Я люблю своего отца. Он тоже любит меня, но все это было всегда так невыразимо, так несказанно. Как сказала одна женщина – я двадцать девять лет замужем, но он ни разу не сказал, что любит меня. Возможно, слова не нужны. Слова – лишнее, но мне ли так говорить, написавшей уже не одну тысячу слов? Все важно. И слова тоже.

Я помню, как маленькой девочкой гуляла с отцом. Это было всегда счастье, всегда удовольствие, потому что он рассказывал истории, половину которых я не понимала. Все так чудесно, и твой дедушка был волшебником. А ведь ты знаешь, что волшебство передается через поколение? Дедушка всегда знал, кто идет к нему в гости или кто звонит по телефону. Я тоже иногда это знаю. Но мне кажется, это же у всех так? До сих пор я гадаю, чей же это дедушка – мой или его. И кому передалось волшебство – мне, которая ничего с ним не сделала, потому что всегда считала его не своим, или ему, который пропил все то волшебство, которое было ему положено.


***


Сегодня мне снова снился папа. Он иногда мне снится. Иногда снится в нашей старой квартире на Красноармейской, иногда в той комнате, в которой он жил последние годы.
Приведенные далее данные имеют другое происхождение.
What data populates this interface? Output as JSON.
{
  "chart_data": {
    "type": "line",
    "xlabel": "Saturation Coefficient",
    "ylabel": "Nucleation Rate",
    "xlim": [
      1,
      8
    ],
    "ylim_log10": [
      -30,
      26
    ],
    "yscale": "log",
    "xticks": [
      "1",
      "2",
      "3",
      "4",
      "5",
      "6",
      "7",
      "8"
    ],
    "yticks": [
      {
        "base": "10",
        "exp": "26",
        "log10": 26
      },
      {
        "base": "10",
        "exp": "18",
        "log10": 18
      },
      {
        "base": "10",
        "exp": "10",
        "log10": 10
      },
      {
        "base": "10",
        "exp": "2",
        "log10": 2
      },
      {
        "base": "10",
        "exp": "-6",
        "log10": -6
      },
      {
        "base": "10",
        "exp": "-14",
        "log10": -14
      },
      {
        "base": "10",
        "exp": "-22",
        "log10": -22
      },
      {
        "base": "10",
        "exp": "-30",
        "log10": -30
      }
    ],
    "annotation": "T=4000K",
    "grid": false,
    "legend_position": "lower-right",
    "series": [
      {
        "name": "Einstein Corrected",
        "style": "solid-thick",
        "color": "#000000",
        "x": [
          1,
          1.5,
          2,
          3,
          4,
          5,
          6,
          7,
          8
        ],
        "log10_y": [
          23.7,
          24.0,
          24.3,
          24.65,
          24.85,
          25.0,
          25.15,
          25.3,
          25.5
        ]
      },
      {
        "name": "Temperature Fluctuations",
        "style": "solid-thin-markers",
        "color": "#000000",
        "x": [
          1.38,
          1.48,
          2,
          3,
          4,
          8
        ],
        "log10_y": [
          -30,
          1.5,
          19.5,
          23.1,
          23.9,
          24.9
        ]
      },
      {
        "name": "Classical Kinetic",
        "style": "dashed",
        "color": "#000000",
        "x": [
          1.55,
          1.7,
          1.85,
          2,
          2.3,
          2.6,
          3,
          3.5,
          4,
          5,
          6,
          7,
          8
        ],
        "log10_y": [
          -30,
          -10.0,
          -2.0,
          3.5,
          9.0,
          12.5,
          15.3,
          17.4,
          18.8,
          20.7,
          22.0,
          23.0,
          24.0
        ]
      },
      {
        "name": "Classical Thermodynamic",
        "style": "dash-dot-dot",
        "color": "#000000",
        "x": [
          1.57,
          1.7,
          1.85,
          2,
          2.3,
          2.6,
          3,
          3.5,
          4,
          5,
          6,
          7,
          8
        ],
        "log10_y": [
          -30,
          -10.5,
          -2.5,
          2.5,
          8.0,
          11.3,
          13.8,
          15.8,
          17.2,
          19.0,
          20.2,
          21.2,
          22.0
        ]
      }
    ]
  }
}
Мне всегда кажется, что он укоряет меня, обвиняет меня. Ведь я виновата. Я не видела его последние десять лет его жизни. Как я могла? Ведь он любил меня. И я любила его. И я так и не сказала ему об этом.
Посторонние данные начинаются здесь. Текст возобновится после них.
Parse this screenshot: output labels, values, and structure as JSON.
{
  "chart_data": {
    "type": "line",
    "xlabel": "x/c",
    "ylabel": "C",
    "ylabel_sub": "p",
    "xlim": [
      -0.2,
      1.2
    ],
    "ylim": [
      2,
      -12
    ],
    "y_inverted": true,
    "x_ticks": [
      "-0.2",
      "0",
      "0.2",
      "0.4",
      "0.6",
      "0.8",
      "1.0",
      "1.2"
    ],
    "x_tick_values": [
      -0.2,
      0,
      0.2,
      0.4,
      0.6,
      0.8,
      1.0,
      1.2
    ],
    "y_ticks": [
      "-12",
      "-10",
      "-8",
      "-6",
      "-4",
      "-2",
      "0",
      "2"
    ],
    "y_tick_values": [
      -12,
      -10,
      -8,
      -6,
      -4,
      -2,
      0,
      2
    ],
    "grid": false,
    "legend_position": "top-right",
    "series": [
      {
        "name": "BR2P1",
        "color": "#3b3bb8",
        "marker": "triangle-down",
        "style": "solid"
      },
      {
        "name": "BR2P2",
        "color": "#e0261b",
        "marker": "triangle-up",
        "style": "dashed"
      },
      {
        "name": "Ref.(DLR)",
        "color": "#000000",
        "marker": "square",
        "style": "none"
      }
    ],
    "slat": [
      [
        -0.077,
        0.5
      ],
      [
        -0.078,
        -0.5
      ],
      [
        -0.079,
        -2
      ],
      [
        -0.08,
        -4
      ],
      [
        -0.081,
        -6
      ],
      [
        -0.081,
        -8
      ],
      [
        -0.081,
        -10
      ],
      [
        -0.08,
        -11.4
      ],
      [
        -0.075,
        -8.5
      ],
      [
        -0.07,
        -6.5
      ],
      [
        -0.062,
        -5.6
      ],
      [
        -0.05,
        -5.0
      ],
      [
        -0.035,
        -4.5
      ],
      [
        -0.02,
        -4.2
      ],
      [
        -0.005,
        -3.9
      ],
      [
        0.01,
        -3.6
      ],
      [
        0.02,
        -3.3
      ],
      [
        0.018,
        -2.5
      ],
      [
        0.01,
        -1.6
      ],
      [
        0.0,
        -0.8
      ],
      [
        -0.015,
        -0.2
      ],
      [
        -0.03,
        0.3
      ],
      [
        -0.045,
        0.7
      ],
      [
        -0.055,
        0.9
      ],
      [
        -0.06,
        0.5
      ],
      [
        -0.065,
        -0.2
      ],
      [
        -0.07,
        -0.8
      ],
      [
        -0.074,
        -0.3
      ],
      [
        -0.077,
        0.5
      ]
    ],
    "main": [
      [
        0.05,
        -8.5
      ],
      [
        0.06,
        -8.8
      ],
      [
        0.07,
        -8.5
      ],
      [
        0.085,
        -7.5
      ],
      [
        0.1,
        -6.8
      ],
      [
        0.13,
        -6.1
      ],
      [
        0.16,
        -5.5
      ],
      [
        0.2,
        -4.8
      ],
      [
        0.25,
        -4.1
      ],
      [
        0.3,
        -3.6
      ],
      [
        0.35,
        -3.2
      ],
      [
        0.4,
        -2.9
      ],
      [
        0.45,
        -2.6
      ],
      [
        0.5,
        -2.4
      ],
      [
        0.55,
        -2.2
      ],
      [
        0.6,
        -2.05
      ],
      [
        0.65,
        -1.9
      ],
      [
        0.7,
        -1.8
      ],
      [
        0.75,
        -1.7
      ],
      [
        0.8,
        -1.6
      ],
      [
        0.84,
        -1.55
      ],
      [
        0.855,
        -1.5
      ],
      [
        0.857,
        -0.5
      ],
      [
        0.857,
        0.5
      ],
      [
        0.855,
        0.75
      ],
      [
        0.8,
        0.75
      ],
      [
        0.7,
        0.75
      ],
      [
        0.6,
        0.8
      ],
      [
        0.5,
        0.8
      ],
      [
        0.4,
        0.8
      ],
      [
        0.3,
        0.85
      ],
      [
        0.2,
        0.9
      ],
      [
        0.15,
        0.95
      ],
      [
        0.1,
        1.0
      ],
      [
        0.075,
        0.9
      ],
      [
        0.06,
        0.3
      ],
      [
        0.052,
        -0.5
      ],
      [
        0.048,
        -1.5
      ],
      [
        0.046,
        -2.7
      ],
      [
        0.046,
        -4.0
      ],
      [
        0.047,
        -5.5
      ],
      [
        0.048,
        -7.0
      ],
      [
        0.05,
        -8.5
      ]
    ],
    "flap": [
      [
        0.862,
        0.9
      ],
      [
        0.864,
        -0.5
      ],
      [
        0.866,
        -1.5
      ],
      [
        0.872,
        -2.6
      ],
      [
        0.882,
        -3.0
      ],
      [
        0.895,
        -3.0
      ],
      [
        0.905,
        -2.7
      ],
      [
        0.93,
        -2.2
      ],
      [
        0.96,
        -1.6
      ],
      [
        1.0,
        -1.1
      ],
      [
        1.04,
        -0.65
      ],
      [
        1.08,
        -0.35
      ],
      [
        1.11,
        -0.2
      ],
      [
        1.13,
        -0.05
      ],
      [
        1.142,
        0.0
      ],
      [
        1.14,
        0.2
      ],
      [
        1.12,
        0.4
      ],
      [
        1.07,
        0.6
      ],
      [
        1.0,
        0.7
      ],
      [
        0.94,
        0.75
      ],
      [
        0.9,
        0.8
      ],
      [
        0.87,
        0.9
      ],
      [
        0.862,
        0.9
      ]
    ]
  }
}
Они разводились с мамой – безобразно, некрасиво, с криками и истериками мамы, несмотря на то, что она собиралась замуж. Это было неважно. Он кричал на нее и грозился убить. Но он никогда не поднял руку на женщину, никогда в жизни. Он прошел всю войну, он дошел до Вены, не до Берлина, но это ведь не так и важно. Сколько он видел? Сколько он пережил? И тут мама, нежный цветочек, блокадница, как она сейчас себя называет. Она никогда ничего не решала. Когда-то врач ей сказал, что у нее слабые нервы и ей вредно думать. И с тех пор она не думает ни о чем, нежная и невинная. Когда она жила с папой, все за нее решала бабушка. И ведь никогда ни слова мама не говорит о том, что она любила отца. Да, она рассказывает о своих влюбленностях, но детских, где-то там, в Мучкапе, в эвакуации. Кого она любила, когда они вернулись в Ленинград? Любил ли отец мать, или женился на ней, плененный красотой юного и нежного создания? Зачем это было? Но ведь они жили вместе, и спали, и трахались, и растили детей – но в ее голове не осталось ни одного хорошего слова о моем отце. Только эти бабы, княгиня Марья Алексевна да его бесконечные командировки.